An interesting exertion of the ethnic presence in an area where Latinos are the majority population, but the economic power is largely Korean.
These kinds of (I’ll call them) tensions make I think for interesting stories. The square and a hoped-for El Salvadoran Corridor down Vermont was presented to me as a way of having Salvadorans recognized, but also saying to Koreans that Salvadorans are here and to be taken into account.
Salvadorans were stung two years ago when Korean-American leaders tried to expand the official boundaries of Koreatown to include (largely Latino) Pico-Union without consulting them.
It’s unclear how forceful a square or corridor will be — but the precedent of Chinatown, Koreatown, Little Tokyo, Little Armenia, etc. is there.

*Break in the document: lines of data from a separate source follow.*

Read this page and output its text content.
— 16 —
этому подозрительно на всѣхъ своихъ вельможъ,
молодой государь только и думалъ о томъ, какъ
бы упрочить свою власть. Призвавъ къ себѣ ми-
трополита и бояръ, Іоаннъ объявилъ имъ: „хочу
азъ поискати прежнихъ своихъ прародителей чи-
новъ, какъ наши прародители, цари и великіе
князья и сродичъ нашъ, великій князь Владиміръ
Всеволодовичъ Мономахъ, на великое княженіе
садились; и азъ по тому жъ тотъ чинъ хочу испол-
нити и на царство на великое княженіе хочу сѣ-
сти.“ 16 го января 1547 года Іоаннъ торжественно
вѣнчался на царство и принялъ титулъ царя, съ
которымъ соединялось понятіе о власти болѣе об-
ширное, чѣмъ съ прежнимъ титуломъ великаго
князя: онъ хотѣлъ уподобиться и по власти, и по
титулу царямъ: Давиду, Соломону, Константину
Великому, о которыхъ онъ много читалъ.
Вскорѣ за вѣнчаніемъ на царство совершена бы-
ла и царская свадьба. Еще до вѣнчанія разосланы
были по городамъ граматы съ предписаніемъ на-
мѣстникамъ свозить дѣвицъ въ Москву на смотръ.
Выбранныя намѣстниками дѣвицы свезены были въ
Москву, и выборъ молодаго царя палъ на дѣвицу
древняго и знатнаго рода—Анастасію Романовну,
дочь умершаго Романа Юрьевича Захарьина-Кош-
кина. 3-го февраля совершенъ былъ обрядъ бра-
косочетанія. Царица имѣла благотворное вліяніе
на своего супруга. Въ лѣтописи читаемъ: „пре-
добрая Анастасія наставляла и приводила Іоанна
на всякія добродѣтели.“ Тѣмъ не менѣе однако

So Salvadorans feel they have something coming, too.
The other interesting point to come out of it, seems to me, is that the Salvadorans pushing this are, for the first time, business owners and Salvadoran-Americans, and mostly younger.
The Salvadoran community took shape in the 1980s amid lots of attention to its civil war. Nonprofits formed here to attend to the needs of the new refugees. The folks who ran these nonprofits became the public face of the Salvadoran community and have been there ever since. The business community was small and disorganized and the political class was nonexistent. (Salvadorans still have elected no one to public office in LA County.) Yet these nonprofit leaders, apparently, often clashed with each other over; occasionally the dividing lines were the same as those during the civil war. Most folks I spoke with count this as a reason why Salvadoran economic and political power has lagged here in L.A.
But that now seems to be changing, as a new generation steps forward, and seems to leave behind the divisions created by the country’s civil war (1980-92). Be interesting to watch how it unfolds.